I was a bit nervous about the trip, honestly, because at this point I was experiencing constant sensations. I considered reconsidering, but when I asked a community group for advice on crossing in my “condition” the suggestion of an acquaintance that I ask for a wheelchair was the inspiration I needed to steele myself to go through with it, determined to walk the entire bloody gauntlet on my own two feet, thank you very much.
Afternoon was, in fact, the perfect time of day to go—no lines at any of the various offices we had to pass through, and no problems with any of our documents, including the proof of onward travel which is always a topic of conversation amongst the gringos and extranjeros.

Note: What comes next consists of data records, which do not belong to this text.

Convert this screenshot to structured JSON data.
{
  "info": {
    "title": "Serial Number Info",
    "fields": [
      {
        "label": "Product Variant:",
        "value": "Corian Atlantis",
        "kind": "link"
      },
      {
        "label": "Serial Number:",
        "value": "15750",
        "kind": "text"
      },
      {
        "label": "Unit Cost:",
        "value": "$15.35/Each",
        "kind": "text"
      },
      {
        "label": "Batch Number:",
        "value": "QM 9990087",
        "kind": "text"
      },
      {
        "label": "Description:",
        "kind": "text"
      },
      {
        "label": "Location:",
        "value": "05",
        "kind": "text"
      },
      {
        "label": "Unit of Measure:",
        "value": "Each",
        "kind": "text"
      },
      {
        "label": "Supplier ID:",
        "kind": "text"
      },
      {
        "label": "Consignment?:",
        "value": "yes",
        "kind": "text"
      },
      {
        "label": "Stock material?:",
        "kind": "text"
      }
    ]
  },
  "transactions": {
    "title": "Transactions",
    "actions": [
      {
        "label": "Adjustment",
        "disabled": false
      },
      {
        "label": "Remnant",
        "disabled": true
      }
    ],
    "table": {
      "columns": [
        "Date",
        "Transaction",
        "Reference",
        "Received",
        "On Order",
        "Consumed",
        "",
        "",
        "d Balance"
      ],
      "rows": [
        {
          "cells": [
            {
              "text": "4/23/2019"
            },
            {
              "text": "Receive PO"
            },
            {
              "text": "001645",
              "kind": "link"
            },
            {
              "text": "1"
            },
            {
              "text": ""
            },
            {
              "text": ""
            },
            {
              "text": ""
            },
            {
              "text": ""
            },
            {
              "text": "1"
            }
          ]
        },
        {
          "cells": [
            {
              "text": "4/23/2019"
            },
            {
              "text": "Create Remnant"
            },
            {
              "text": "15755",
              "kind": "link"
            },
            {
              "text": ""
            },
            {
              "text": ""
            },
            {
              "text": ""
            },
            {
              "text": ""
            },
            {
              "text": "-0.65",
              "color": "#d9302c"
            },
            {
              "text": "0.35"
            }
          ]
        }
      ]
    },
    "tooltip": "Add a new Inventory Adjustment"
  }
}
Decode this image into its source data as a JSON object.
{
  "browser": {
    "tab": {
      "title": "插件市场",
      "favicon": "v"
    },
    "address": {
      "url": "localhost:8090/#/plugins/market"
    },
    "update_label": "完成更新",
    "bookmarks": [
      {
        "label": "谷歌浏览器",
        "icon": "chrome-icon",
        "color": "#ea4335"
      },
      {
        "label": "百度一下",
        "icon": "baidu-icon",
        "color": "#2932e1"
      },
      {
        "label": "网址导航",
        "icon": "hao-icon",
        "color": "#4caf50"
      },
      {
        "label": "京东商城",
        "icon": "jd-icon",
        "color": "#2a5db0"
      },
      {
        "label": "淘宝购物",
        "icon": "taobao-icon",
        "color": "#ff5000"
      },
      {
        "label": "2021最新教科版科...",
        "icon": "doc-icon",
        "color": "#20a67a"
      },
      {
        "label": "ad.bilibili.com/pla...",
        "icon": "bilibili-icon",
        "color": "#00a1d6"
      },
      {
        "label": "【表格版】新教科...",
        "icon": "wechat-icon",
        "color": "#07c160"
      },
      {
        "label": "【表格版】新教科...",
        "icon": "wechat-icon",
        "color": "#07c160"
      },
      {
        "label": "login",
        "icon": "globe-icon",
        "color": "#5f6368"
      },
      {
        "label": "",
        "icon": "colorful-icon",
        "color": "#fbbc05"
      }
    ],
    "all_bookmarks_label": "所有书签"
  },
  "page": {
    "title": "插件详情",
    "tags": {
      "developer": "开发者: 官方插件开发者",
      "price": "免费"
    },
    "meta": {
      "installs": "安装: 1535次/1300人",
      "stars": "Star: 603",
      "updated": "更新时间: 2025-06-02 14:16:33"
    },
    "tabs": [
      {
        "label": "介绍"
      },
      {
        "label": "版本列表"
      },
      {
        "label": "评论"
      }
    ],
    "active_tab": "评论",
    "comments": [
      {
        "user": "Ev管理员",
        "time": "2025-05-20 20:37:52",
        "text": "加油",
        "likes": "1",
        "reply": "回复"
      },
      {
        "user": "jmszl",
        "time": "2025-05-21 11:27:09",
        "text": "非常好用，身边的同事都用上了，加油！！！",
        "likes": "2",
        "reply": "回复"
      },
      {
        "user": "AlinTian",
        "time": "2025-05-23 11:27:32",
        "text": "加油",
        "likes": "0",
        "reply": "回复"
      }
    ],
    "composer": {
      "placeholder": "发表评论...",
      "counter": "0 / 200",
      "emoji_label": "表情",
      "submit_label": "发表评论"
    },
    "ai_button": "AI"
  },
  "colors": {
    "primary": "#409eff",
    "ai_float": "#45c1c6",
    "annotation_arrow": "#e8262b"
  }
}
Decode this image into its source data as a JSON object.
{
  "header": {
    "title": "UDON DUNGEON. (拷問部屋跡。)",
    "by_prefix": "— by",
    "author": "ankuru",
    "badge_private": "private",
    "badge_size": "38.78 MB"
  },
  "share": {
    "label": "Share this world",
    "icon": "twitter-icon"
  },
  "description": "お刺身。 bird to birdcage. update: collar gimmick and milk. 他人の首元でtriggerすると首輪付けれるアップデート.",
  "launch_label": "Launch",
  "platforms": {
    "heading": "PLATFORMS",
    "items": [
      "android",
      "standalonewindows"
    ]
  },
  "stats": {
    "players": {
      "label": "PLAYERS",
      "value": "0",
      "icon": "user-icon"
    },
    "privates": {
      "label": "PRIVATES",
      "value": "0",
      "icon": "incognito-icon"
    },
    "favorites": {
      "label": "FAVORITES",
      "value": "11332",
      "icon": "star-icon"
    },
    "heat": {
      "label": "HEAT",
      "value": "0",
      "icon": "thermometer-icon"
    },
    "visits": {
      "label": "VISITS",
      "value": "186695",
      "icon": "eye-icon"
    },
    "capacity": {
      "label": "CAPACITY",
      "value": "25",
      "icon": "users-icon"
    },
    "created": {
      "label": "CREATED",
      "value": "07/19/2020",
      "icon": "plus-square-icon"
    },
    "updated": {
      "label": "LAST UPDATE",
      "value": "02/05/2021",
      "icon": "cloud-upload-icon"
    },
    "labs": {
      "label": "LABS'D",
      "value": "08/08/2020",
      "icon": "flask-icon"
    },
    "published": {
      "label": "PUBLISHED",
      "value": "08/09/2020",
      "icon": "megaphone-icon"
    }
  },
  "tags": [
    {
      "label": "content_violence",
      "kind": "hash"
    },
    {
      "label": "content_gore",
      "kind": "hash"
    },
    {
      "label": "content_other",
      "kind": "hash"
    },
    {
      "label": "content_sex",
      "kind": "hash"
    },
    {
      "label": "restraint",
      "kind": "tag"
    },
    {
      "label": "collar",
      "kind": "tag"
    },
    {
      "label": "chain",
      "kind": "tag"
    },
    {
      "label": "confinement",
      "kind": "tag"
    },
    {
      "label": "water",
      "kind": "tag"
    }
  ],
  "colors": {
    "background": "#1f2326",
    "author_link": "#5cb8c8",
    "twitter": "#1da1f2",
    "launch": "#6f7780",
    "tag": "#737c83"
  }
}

Treva was sullen the entire time, but quiet at least. We mostly kept out of each other’s way, though I elbowed her pointedly when she glowered at a border official.
I did begin to have heavier sensations on the way back, and at one point, while trudging across the tarmac for that final stretch, an opulent blob of mucous started to slide down my inner thigh, but I was wearing a long linen dress and we were almost there, and in the end, the entire rigamarole only took an hour, in and out, and, mucous aside, unrolled with very little turmoil. Thankfully too, it’s comparatively cold these days in Nicaragua—wintry now, even, at the beginning of windy season, with temps ranging between only 25 and 31 degrees Celsius, which feels positively balmy, if not chilly.